Offline Assessments also have Benefits
While there is skewed support for online assessments, one cannot overlook how offline assessments beat the technology product in specific ways.
- Human Touch
In a classroom test, a teacher can assess whether a student understands a concept but got the answer wrong. In this case, a teacher can give some score to the student for using the correct process and not entirely failing the students’ answers.
However, this is not possible with online assessments, since students only submit their answers online, and the process of deriving the answer cannot be shown.
- Writing speed
Students may be fast at writing an answer, but not as fast as a bullet when using a keyboard. For some students, essay-type questions can be harder to complete when given online assessments, whereas students can work on their writing using pen and paper because it is easily accessible and every student can afford to get one. It is not easy for every student to get a computer system in their home so they can practice typing on the keyboard.
- Smooth Discussions
In a physical classroom, teachers can assess students based on their behavior and class response. They can talk more freely, and the teacher can even go close to the students and explain concepts to them.

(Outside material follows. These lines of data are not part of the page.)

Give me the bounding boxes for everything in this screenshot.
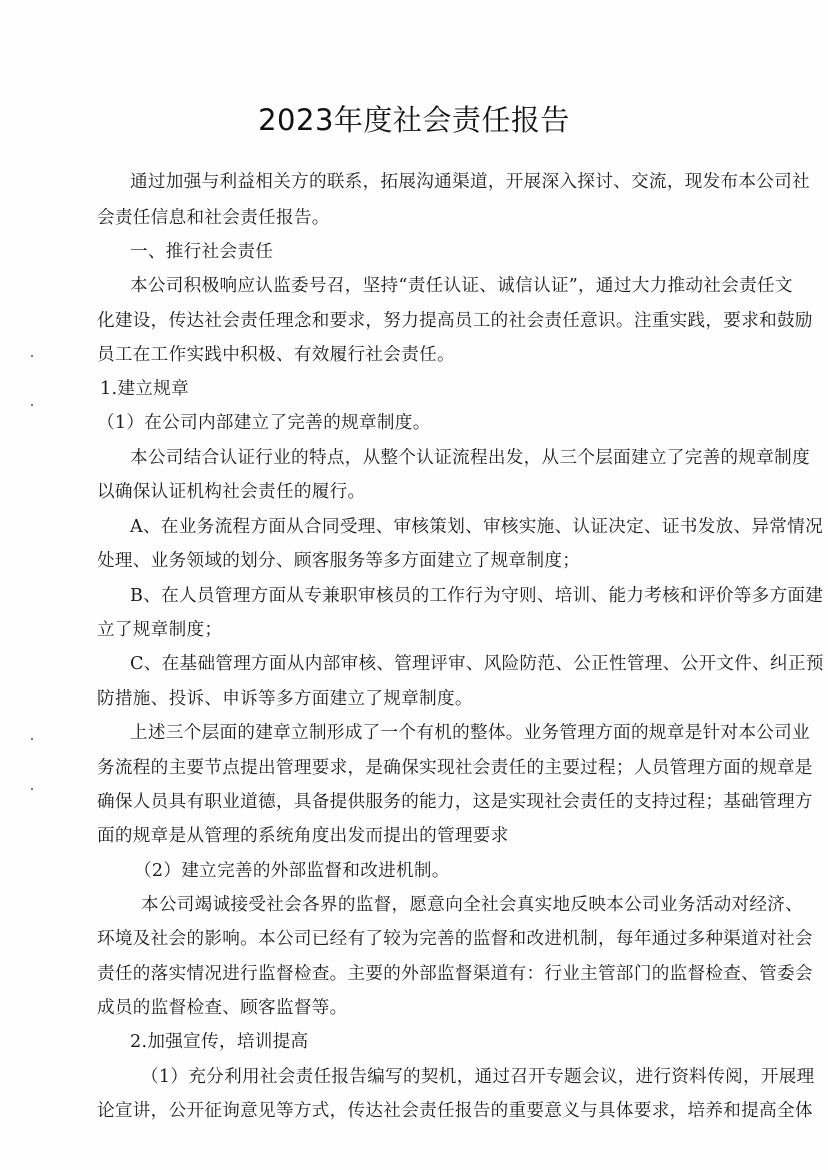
subsection-heading: 1.建立规章 <box>100 375 189 400</box>
paragraph-line: 本公司结合认证行业的特点，从整个认证流程出发，从三个层面建立了完善的规章制度 <box>130 444 810 469</box>
scan-speck <box>31 738 33 740</box>
paragraph-line: 上述三个层面的建章立制形成了一个有机的整体。业务管理方面的规章是针对本公司业 <box>130 719 810 744</box>
paragraph-line: 面的规章是从管理的系统角度出发而提出的管理要求 <box>97 822 509 847</box>
document-title: 2023年度社会责任报告 <box>0 98 828 139</box>
section-heading: 一、推行社会责任 <box>130 238 273 263</box>
paragraph-line: A、在业务流程方面从合同受理、审核策划、审核实施、认证决定、证书发放、异常情况 <box>130 513 823 538</box>
paragraph-line: 会责任信息和社会责任报告。 <box>97 204 330 229</box>
paragraph-line: 以确保认证机构社会责任的履行。 <box>97 478 365 503</box>
paragraph-line: 环境及社会的影响。本公司已经有了较为完善的监督和改进机制，每年通过多种渠道对社会 <box>97 925 813 950</box>
scan-speck <box>31 404 33 406</box>
paragraph-line: 立了规章制度； <box>97 616 222 641</box>
paragraph-line: 本公司竭诚接受社会各界的监督，愿意向全社会真实地反映本公司业务活动对经济、 <box>141 891 803 916</box>
paragraph-line: 通过加强与利益相关方的联系，拓展沟通渠道，开展深入探讨、交流，现发布本公司社 <box>130 168 810 193</box>
subsection-heading: （2）建立完善的外部监督和改进机制。 <box>134 857 450 882</box>
paragraph-line: （1）充分利用社会责任报告编写的契机，通过召开专题会议，进行资料传阅，开展理 <box>141 1063 815 1088</box>
paragraph-line: B、在人员管理方面从专兼职审核员的工作行为守则、培训、能力考核和评价等多方面建 <box>130 582 823 607</box>
paragraph-line: C、在基础管理方面从内部审核、管理评审、风险防范、公正性管理、公开文件、纠正预 <box>130 650 824 675</box>
paragraph-line: 务流程的主要节点提出管理要求，是确保实现社会责任的主要过程；人员管理方面的规章是 <box>97 754 813 779</box>
paragraph-line: 确保人员具有职业道德，具备提供服务的能力，这是实现社会责任的支持过程；基础管理方 <box>97 788 813 813</box>
paragraph-line: 员工在工作实践中积极、有效履行社会责任。 <box>97 341 455 366</box>
scan-speck <box>31 355 33 357</box>
document-page: 2023年度社会责任报告 通过加强与利益相关方的联系，拓展沟通渠道，开展深入探讨… <box>0 0 828 1170</box>
paragraph-line: 成员的监督检查、顾客监督等。 <box>97 994 348 1019</box>
subsection-heading: （1）在公司内部建立了完善的规章制度。 <box>97 409 431 434</box>
scan-speck <box>31 788 33 790</box>
subsection-heading: 2.加强宣传，培训提高 <box>130 1028 308 1053</box>
paragraph-line: 化建设，传达社会责任理念和要求，努力提高员工的社会责任意识。注重实践，要求和鼓励 <box>97 307 813 332</box>
paragraph-line: 论宣讲，公开征询意见等方式，传达社会责任报告的重要意义与具体要求，培养和提高全体 <box>97 1097 813 1122</box>
paragraph-line: 本公司积极响应认监委号召，坚持“责任认证、诚信认证”，通过大力推动社会责任文 <box>130 272 793 297</box>
paragraph-line: 责任的落实情况进行监督检查。主要的外部监督渠道有：行业主管部门的监督检查、管委会 <box>97 960 813 985</box>
paragraph-line: 处理、业务领域的划分、顾客服务等多方面建立了规章制度； <box>97 547 580 572</box>
paragraph-line: 防措施、投诉、申诉等多方面建立了规章制度。 <box>97 685 473 710</box>
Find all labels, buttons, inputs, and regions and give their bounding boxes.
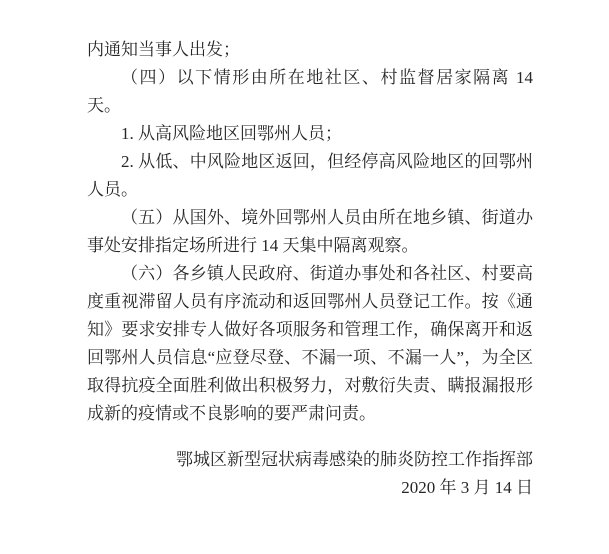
paragraph: 内通知当事人出发； bbox=[87, 36, 533, 64]
paragraph: （六）各乡镇人民政府、街道办事处和各社区、村要高度重视滞留人员有序流动和返回鄂州… bbox=[87, 260, 533, 428]
signature-line: 鄂城区新型冠状病毒感染的肺炎防控工作指挥部 bbox=[87, 446, 533, 474]
paragraph: （四）以下情形由所在地社区、村监督居家隔离 14 天。 bbox=[87, 64, 533, 120]
paragraph: 2. 从低、中风险地区返回，但经停高风险地区的回鄂州人员。 bbox=[87, 148, 533, 204]
date-line: 2020 年 3 月 14 日 bbox=[87, 474, 533, 502]
paragraph: （五）从国外、境外回鄂州人员由所在地乡镇、街道办事处安排指定场所进行 14 天集… bbox=[87, 204, 533, 260]
signature-block: 鄂城区新型冠状病毒感染的肺炎防控工作指挥部 2020 年 3 月 14 日 bbox=[87, 446, 533, 502]
paragraph: 1. 从高风险地区回鄂州人员； bbox=[87, 120, 533, 148]
document-body: 内通知当事人出发； （四）以下情形由所在地社区、村监督居家隔离 14 天。 1.… bbox=[87, 36, 533, 502]
document-page: 内通知当事人出发； （四）以下情形由所在地社区、村监督居家隔离 14 天。 1.… bbox=[0, 0, 609, 554]
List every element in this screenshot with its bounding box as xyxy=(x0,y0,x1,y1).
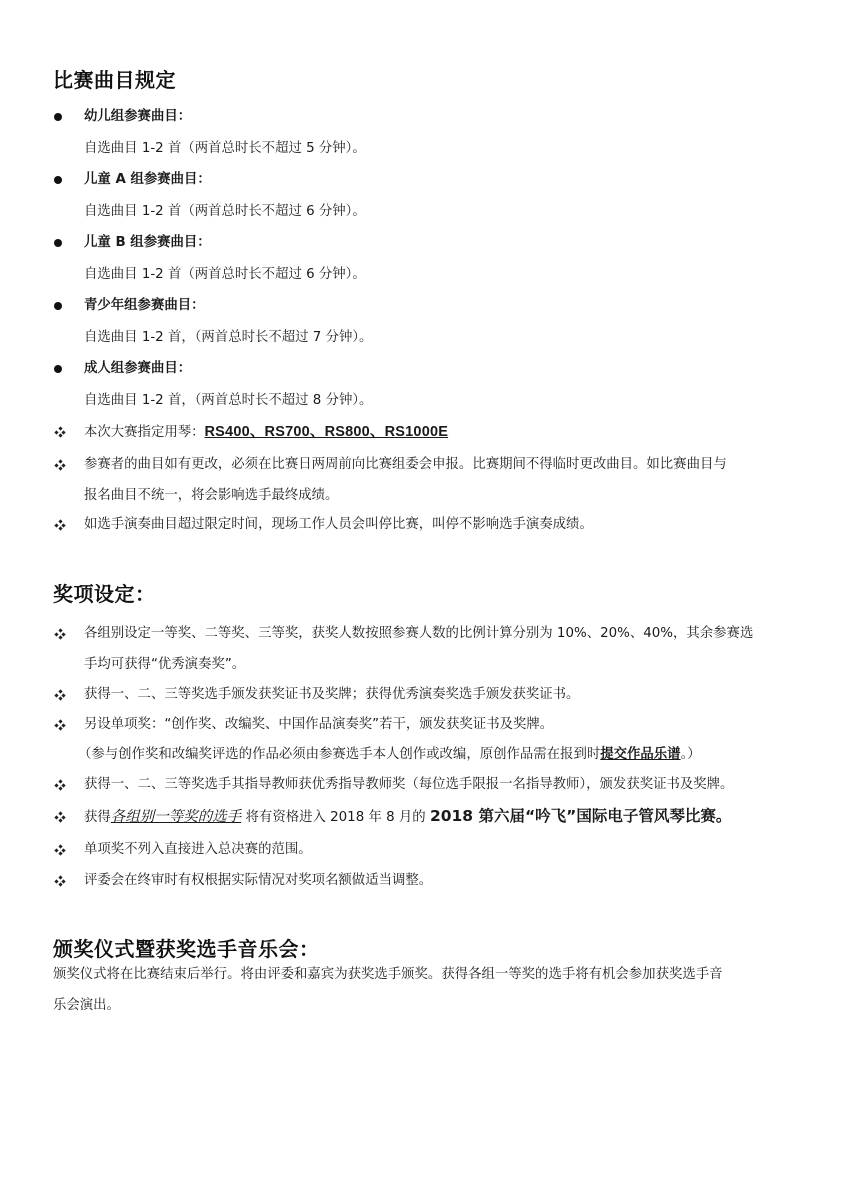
advance-emphasis: 各组别一等奖的选手 xyxy=(111,809,242,825)
bullet-dot-icon xyxy=(54,113,62,121)
bullet-dot-icon xyxy=(54,302,62,310)
group-rule-youth: 自选曲目 1-2 首，（两首总时长不超过 7 分钟）。 xyxy=(84,329,372,347)
group-label-children-a: 儿童 A 组参赛曲目： xyxy=(84,171,211,189)
award-no-direct: 单项奖不列入直接进入总决赛的范围。 xyxy=(84,841,312,859)
instrument-note: 本次大赛指定用琴：RS400、RS700、RS800、RS1000E xyxy=(84,423,448,442)
group-rule-adult: 自选曲目 1-2 首，（两首总时长不超过 8 分钟）。 xyxy=(84,392,372,410)
change-note-line2: 报名曲目不统一，将会影响选手最终成绩。 xyxy=(84,487,338,505)
group-label-adult: 成人组参赛曲目： xyxy=(84,360,191,378)
ceremony-line1: 颁奖仪式将在比赛结束后举行。将由评委和嘉宾为获奖选手颁奖。获得各组一等奖的选手将… xyxy=(53,966,723,984)
bullet-diamond-icon xyxy=(55,812,65,822)
section-title-repertoire: 比赛曲目规定 xyxy=(53,64,176,93)
group-rule-children-b: 自选曲目 1-2 首（两首总时长不超过 6 分钟）。 xyxy=(84,266,366,284)
bullet-diamond-icon xyxy=(55,845,65,855)
bullet-diamond-icon xyxy=(55,780,65,790)
section-title-awards: 奖项设定： xyxy=(53,578,156,607)
bullet-dot-icon xyxy=(54,365,62,373)
bullet-diamond-icon xyxy=(55,427,65,437)
award-ratio-line1: 各组别设定一等奖、二等奖、三等奖，获奖人数按照参赛人数的比例计算分别为 10%、… xyxy=(84,625,753,643)
overtime-note: 如选手演奏曲目超过限定时间，现场工作人员会叫停比赛，叫停不影响选手演奏成绩。 xyxy=(84,516,593,534)
bullet-dot-icon xyxy=(54,176,62,184)
award-adjust: 评委会在终审时有权根据实际情况对奖项名额做适当调整。 xyxy=(84,872,432,890)
bullet-diamond-icon xyxy=(55,520,65,530)
group-rule-preschool: 自选曲目 1-2 首（两首总时长不超过 5 分钟）。 xyxy=(84,140,366,158)
award-ratio-line2: 手均可获得“优秀演奏奖”。 xyxy=(84,656,245,674)
bullet-diamond-icon xyxy=(55,690,65,700)
special-note-suffix: 。） xyxy=(681,747,701,762)
group-label-children-b: 儿童 B 组参赛曲目： xyxy=(84,234,211,252)
award-certificates: 获得一、二、三等奖选手颁发获奖证书及奖牌；获得优秀演奏奖选手颁发获奖证书。 xyxy=(84,686,579,704)
group-label-preschool: 幼儿组参赛曲目： xyxy=(84,108,191,126)
section-title-ceremony: 颁奖仪式暨获奖选手音乐会： xyxy=(53,933,320,962)
bullet-diamond-icon xyxy=(55,460,65,470)
bullet-dot-icon xyxy=(54,239,62,247)
special-note-prefix: （参与创作奖和改编奖评选的作品必须由参赛选手本人创作或改编，原创作品需在报到时 xyxy=(78,747,600,762)
instrument-prefix: 本次大赛指定用琴： xyxy=(84,425,205,440)
group-label-youth: 青少年组参赛曲目： xyxy=(84,297,205,315)
award-special: 另设单项奖：“创作奖、改编奖、中国作品演奏奖”若干，颁发获奖证书及奖牌。 xyxy=(84,716,553,734)
instrument-models: RS400、RS700、RS800、RS1000E xyxy=(205,424,449,440)
bullet-diamond-icon xyxy=(55,876,65,886)
document-page: 比赛曲目规定 幼儿组参赛曲目： 自选曲目 1-2 首（两首总时长不超过 5 分钟… xyxy=(0,0,848,1200)
award-advance: 获得各组别一等奖的选手 将有资格进入 2018 年 8 月的 2018 第六届“… xyxy=(84,807,731,827)
group-rule-children-a: 自选曲目 1-2 首（两首总时长不超过 6 分钟）。 xyxy=(84,203,366,221)
submit-score-emphasis: 提交作品乐谱 xyxy=(600,747,680,762)
award-teacher: 获得一、二、三等奖选手其指导教师获优秀指导教师奖（每位选手限报一名指导教师），颁… xyxy=(84,776,733,794)
award-special-note: （参与创作奖和改编奖评选的作品必须由参赛选手本人创作或改编，原创作品需在报到时提… xyxy=(78,746,701,764)
advance-mid: 将有资格进入 2018 年 8 月的 xyxy=(241,810,430,825)
advance-competition-name: 2018 第六届“吟飞”国际电子管风琴比赛。 xyxy=(430,807,731,825)
advance-prefix: 获得 xyxy=(84,810,111,825)
bullet-diamond-icon xyxy=(55,629,65,639)
bullet-diamond-icon xyxy=(55,720,65,730)
change-note-line1: 参赛者的曲目如有更改，必须在比赛日两周前向比赛组委会申报。比赛期间不得临时更改曲… xyxy=(84,456,727,474)
ceremony-line2: 乐会演出。 xyxy=(53,997,120,1015)
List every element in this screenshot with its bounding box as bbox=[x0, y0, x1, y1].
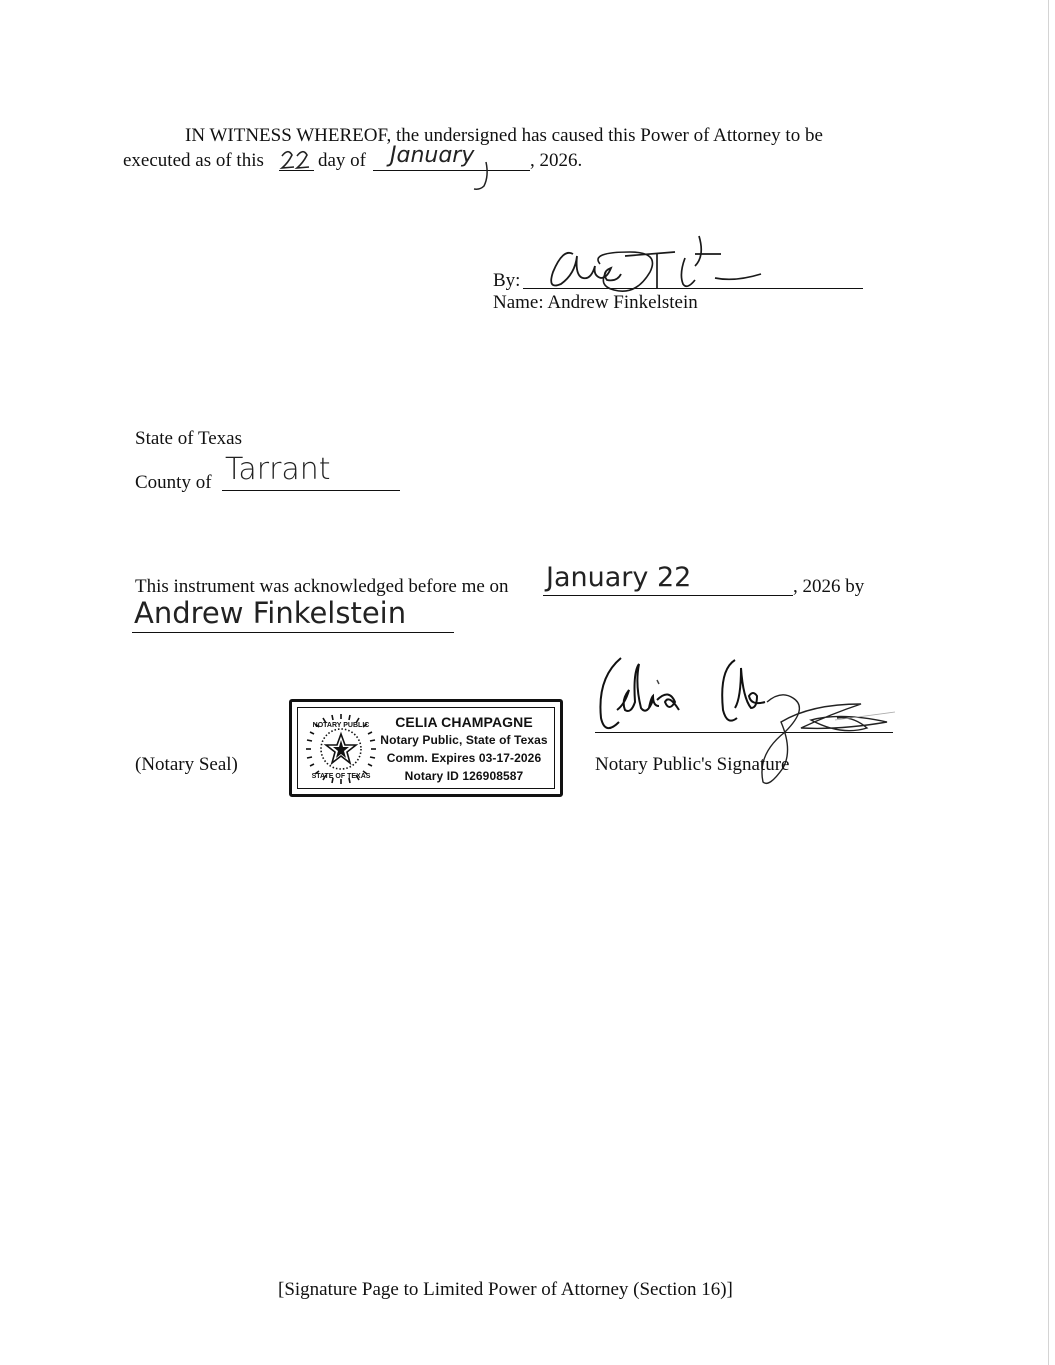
notary-signature-label: Notary Public's Signature bbox=[595, 754, 789, 776]
acknowledgment-suffix: , 2026 by bbox=[793, 576, 864, 598]
notary-name: CELIA CHAMPAGNE bbox=[376, 713, 552, 731]
county-label: County of bbox=[135, 472, 212, 494]
notary-expires: Comm. Expires 03-17-2026 bbox=[376, 749, 552, 767]
stamp-text: CELIA CHAMPAGNE Notary Public, State of … bbox=[376, 713, 552, 785]
notary-seal-star-icon: NOTARY PUBLIC STATE OF TEXAS bbox=[304, 712, 378, 786]
svg-text:NOTARY PUBLIC: NOTARY PUBLIC bbox=[313, 722, 370, 729]
notary-stamp: NOTARY PUBLIC STATE OF TEXAS CELIA CHAMP… bbox=[289, 699, 563, 797]
signer-blank bbox=[132, 632, 454, 633]
acknowledgment-prefix: This instrument was acknowledged before … bbox=[135, 576, 509, 598]
by-label: By: bbox=[493, 270, 520, 292]
notary-seal-label: (Notary Seal) bbox=[135, 754, 238, 776]
month-handwritten-tail bbox=[470, 160, 500, 192]
stamp-inner-border: NOTARY PUBLIC STATE OF TEXAS CELIA CHAMP… bbox=[297, 707, 555, 789]
signer-handwritten: Andrew Finkelstein bbox=[134, 596, 406, 630]
day-handwritten bbox=[279, 144, 319, 174]
footer-caption: [Signature Page to Limited Power of Atto… bbox=[278, 1279, 733, 1301]
svg-text:STATE OF TEXAS: STATE OF TEXAS bbox=[312, 773, 371, 780]
ack-date-handwritten: January 22 bbox=[546, 562, 691, 593]
ack-date-blank bbox=[543, 595, 793, 596]
month-handwritten: Jɑnuɑry bbox=[390, 143, 474, 168]
witness-clause-prefix: executed as of this bbox=[123, 150, 264, 172]
month-blank bbox=[373, 170, 530, 171]
county-blank bbox=[222, 490, 400, 491]
state-line: State of Texas bbox=[135, 428, 242, 450]
witness-clause-suffix: , 2026. bbox=[530, 150, 582, 172]
page-edge bbox=[1048, 0, 1049, 1365]
witness-clause-middle: day of bbox=[318, 150, 366, 172]
notary-signature bbox=[595, 650, 915, 800]
name-label: Name: Andrew Finkelstein bbox=[493, 292, 698, 314]
notary-title: Notary Public, State of Texas bbox=[376, 731, 552, 749]
county-handwritten: Tarrant bbox=[225, 452, 331, 487]
notary-id: Notary ID 126908587 bbox=[376, 767, 552, 785]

It is challenging to interact with students in an online setting. Students may not feel the presence of their peers, so it would derive less of a feeling of a class for them. They may not feel interested in responding to the teacher, and their assessment score on class responses can go down.
Teachers can teach online and offline in a hybrid mode. They can teach using online tools in an offline location, which is also referred to as blended learning.
The teachers can also use the idea of blended learning and conduct assessments in different ways as there are various types of assessments. It can be a blend of fewer assessments being offline and the rest being online.
Teachers can plan their assessment types for different periods and curate which tests are more suitable when taken online or offline. For example, essay questions can be conducted offline during the summative assessment. In contrast, fill-in-the-blanks and gamified tests can be conducted online after every lesson is completed in the form of a formative assessment.